A day ahead of a WTO informal ministerial meeting at Paris, India on Thursday said it will not accept attempts by developed countries to shift goal posts of the Doha mandate that calls for an equitable global trade deal.
Also opposing any rush into completing the Doha multilateral negotiating round, New Delhi said that the developed countries are seeking to put more demands on the developing nations for market opening.

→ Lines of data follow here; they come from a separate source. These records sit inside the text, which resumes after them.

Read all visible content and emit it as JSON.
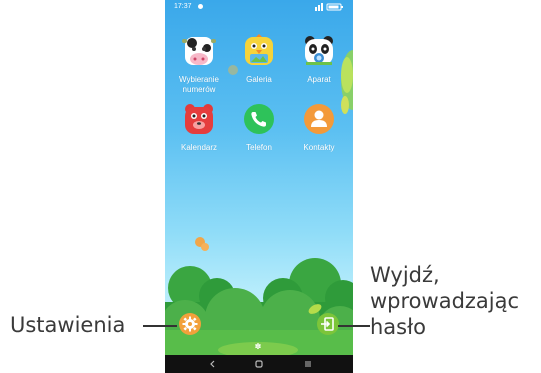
{
  "status_bar": {
    "time": "17:37"
  },
  "apps": [
    {
      "label_lines": [
        "Wybieranie",
        "numerów"
      ],
      "icon": "cow-dial-icon"
    },
    {
      "label_lines": [
        "Galeria"
      ],
      "icon": "chick-gallery-icon"
    },
    {
      "label_lines": [
        "Aparat"
      ],
      "icon": "panda-camera-icon"
    },
    {
      "label_lines": [
        "Kalendarz"
      ],
      "icon": "bear-calendar-icon"
    },
    {
      "label_lines": [
        "Telefon"
      ],
      "icon": "phone-icon"
    },
    {
      "label_lines": [
        "Kontakty"
      ],
      "icon": "contacts-icon"
    }
  ],
  "bottom_buttons": {
    "settings_icon": "gear-icon",
    "exit_icon": "exit-door-icon"
  },
  "nav": {
    "back": "back-icon",
    "home": "home-icon",
    "menu": "menu-icon"
  },
  "callouts": {
    "left": "Ustawienia",
    "right_lines": [
      "Wyjdź,",
      "wprowadzając",
      "hasło"
    ]
  },
  "colors": {
    "sky_top": "#3aa8ea",
    "bush_dark": "#2f9b3a",
    "bush_light": "#6cc24a",
    "fab_orange": "#f2a13b",
    "fab_green": "#7cc53a",
    "phone_green": "#2ec25a",
    "contacts_orange": "#f39a3a"
  }
}
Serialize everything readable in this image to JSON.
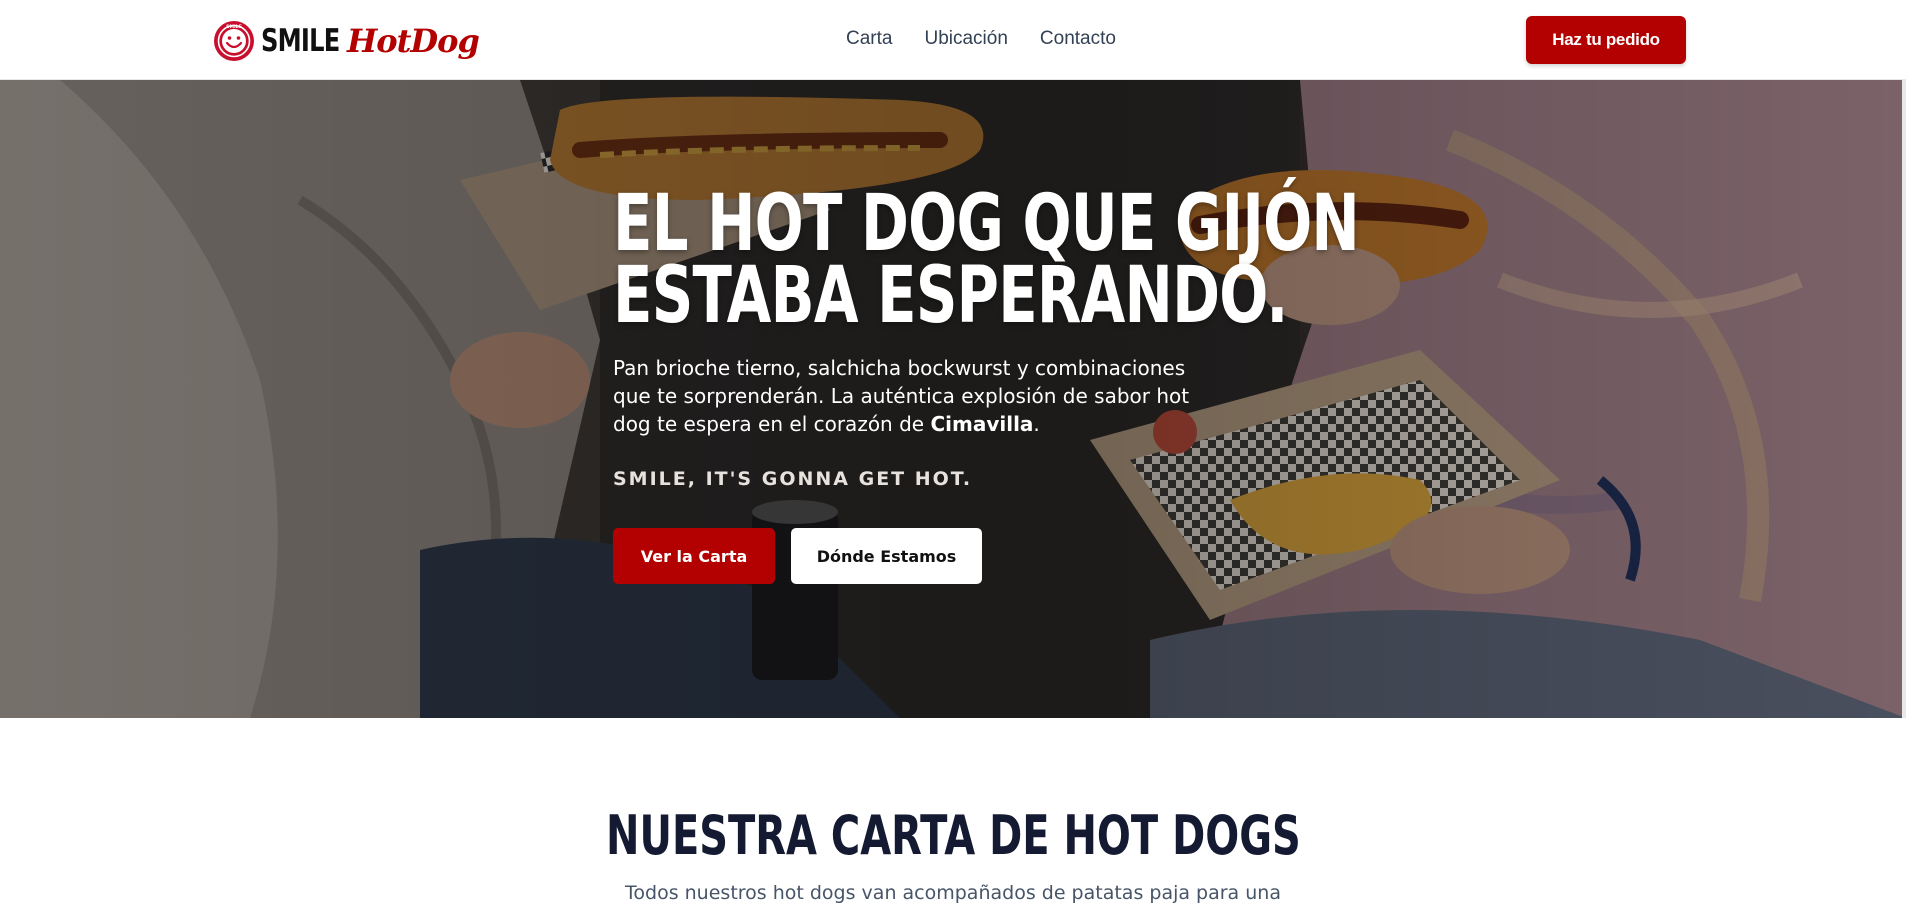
{
  "brand": {
    "word1": "SMILE",
    "word2": "HotDog",
    "badge_text": "SMILE"
  },
  "nav": {
    "items": [
      {
        "label": "Carta"
      },
      {
        "label": "Ubicación"
      },
      {
        "label": "Contacto"
      }
    ],
    "cta_label": "Haz tu pedido"
  },
  "hero": {
    "title_line1": "EL HOT DOG QUE GIJÓN",
    "title_line2": "ESTABA ESPERANDO.",
    "description_before": "Pan brioche tierno, salchicha bockwurst y combinaciones que te sorprenderán. La auténtica explosión de sabor hot dog te espera en el corazón de ",
    "description_highlight": "Cimavilla",
    "description_after": ".",
    "tagline": "SMILE, IT'S GONNA GET HOT.",
    "primary_button": "Ver la Carta",
    "secondary_button": "Dónde Estamos"
  },
  "menu": {
    "title": "NUESTRA CARTA DE HOT DOGS",
    "subtitle": "Todos nuestros hot dogs van acompañados de patatas paja para una"
  },
  "colors": {
    "brand_red": "#b30000",
    "navy": "#141a31",
    "nav_text": "#334155"
  }
}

It said progress already made must be protected.
"India views such an attempt to shift goal posts as unacceptable and as a violation of the mandate," Commerce and Industry Minister Anand Sharma said.
He will participate in the informal WTO meeting of the select Trade Ministers on the sidelines of the OECD (Organisation for Economic Development) meet in Paris on Friday.
The meeting, which has been convened by Australia, is likely to be attended by ministers from European Union, the US, China and Japan.
Sharma, who would push for protecting the gains already achieved during ten years of negotiations, said after taking aggressive cuts in tariff rates under the Swiss Formula, it would be difficult for emerging economies to accept "top-ups" which are sought to be made mandatory.
"Developed countries must appreciate our sensitivities, our autonomous liberalisation, the development dimension and the impact on our local industries" in case the developing countries commit to slash import duties, he said.
The developed world is seeking a multilateral agreement on drastic cuts or elimination of duties in specific areas through the so called 'sectoral' negotiations.
In all, there are 14 products which are under various stages of discussion with respect to the proposal but three sectors are very aggressively being pursued by the US and EU.
These are chemicals, electronics and electrical equipment and industrial machinery.
India and other developing countries insist that such a duty elimination should be voluntary and not mandatory.
Sharma expressed "concern at the attempt to shift the discourse from development to purely mercantilist issues, most of them having scant relevance for developing countries".